Good choices for a first meal include:
- Eggs or avocado for gentle protein and healthy fats
- Bone broth or light soup with lentils, tofu, or soft pasta
- Cooked starchy vegetables like potatoes or sweet potatoes
- Fermented foods like unsweetened yogurt or kefir
- Dates or other dried fruits for a concentrated, easy-to-digest energy source
Foods to avoid right after the fast include greasy or fried meals, sugary desserts, soda, raw high-fiber vegetables, nuts, and seeds. These are all harder on a digestive system that’s been resting. You can return to normal eating within a few hours. Just let that first meal be a bridge rather than a feast.

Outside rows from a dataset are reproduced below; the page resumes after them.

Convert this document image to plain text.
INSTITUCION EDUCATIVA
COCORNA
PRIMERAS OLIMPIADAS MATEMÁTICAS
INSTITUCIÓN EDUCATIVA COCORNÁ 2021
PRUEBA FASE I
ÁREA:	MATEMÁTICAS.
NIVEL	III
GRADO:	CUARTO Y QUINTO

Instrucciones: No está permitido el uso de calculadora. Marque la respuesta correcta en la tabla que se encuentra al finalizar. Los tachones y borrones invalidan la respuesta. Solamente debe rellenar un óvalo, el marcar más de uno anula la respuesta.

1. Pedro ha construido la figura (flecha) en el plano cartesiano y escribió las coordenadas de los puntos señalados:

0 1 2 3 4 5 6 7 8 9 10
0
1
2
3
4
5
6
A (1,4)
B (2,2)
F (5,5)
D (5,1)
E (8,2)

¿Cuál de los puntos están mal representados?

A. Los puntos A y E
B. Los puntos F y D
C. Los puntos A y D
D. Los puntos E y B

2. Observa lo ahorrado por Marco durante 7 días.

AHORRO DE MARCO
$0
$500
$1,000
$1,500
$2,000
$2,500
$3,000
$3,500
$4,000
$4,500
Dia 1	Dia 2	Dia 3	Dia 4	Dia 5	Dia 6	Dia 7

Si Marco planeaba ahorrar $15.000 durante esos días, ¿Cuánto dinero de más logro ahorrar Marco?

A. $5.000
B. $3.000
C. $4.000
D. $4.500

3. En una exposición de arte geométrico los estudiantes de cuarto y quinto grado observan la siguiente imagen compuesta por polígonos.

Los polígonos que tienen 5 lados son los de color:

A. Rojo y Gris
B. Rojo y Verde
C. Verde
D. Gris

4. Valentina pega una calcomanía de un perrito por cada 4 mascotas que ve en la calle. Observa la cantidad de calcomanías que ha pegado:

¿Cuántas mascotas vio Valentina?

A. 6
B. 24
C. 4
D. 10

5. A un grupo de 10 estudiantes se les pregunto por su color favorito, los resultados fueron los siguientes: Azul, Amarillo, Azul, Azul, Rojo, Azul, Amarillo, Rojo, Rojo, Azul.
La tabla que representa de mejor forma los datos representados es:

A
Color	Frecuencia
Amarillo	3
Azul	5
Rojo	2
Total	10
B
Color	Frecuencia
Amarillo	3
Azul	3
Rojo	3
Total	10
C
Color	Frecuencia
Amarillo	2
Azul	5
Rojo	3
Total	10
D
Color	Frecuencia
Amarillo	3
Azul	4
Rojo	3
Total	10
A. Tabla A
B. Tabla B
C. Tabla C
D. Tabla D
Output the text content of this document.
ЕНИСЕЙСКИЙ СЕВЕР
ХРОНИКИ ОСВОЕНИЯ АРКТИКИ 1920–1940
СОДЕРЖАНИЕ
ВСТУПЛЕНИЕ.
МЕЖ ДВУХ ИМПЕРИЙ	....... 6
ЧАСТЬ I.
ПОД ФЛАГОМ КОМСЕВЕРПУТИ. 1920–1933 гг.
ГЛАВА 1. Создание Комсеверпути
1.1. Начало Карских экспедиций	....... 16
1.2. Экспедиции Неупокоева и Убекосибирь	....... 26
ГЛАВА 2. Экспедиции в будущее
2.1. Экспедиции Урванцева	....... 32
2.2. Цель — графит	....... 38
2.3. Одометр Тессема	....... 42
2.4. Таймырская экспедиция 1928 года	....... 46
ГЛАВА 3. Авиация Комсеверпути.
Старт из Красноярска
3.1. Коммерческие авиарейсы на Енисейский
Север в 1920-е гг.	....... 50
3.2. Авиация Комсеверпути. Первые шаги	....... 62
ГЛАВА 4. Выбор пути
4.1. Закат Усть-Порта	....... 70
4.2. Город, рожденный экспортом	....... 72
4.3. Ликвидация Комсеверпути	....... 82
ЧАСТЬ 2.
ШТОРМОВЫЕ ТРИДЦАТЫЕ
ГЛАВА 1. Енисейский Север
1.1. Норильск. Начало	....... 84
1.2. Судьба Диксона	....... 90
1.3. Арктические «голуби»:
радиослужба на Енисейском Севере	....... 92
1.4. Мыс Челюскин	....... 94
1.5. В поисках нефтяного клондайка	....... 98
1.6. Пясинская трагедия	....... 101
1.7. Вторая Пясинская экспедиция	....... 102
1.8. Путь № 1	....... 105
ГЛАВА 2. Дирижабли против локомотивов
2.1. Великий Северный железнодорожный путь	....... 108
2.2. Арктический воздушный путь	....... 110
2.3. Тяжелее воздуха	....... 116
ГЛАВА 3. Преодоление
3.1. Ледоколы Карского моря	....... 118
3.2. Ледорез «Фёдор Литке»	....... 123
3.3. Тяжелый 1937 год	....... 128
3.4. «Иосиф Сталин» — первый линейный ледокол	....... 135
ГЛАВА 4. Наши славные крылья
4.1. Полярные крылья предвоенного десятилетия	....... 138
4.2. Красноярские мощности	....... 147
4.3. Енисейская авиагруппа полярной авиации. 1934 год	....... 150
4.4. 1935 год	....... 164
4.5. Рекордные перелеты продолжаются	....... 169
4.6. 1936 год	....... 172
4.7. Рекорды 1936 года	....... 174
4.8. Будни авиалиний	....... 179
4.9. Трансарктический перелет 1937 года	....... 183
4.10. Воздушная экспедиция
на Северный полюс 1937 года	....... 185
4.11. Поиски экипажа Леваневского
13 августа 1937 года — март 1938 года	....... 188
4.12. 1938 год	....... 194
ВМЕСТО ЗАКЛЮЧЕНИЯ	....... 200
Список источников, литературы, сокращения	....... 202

A Typical 36-Hour Schedule
The most practical approach is to finish dinner by 7 p.m. on day one, fast through the entirety of day two, and break the fast with breakfast at 7 a.m. on day three. This means you sleep through two of the trickiest periods (the overnight stretches) and only have to navigate one full waking day without food. Some people prefer starting after lunch so the fast ends at dinner the following day. Either way, the key is choosing a schedule where the hardest hours fall during sleep or low-activity periods.
Staying busy on the fasting day helps considerably. Light activity like walking is fine and may even help with the transition to ketosis, but intense exercise is best avoided, especially if you’re new to extended fasting. Your energy reserves and coordination won’t be at their best, and the risk of dizziness or lightheadedness increases with exertion.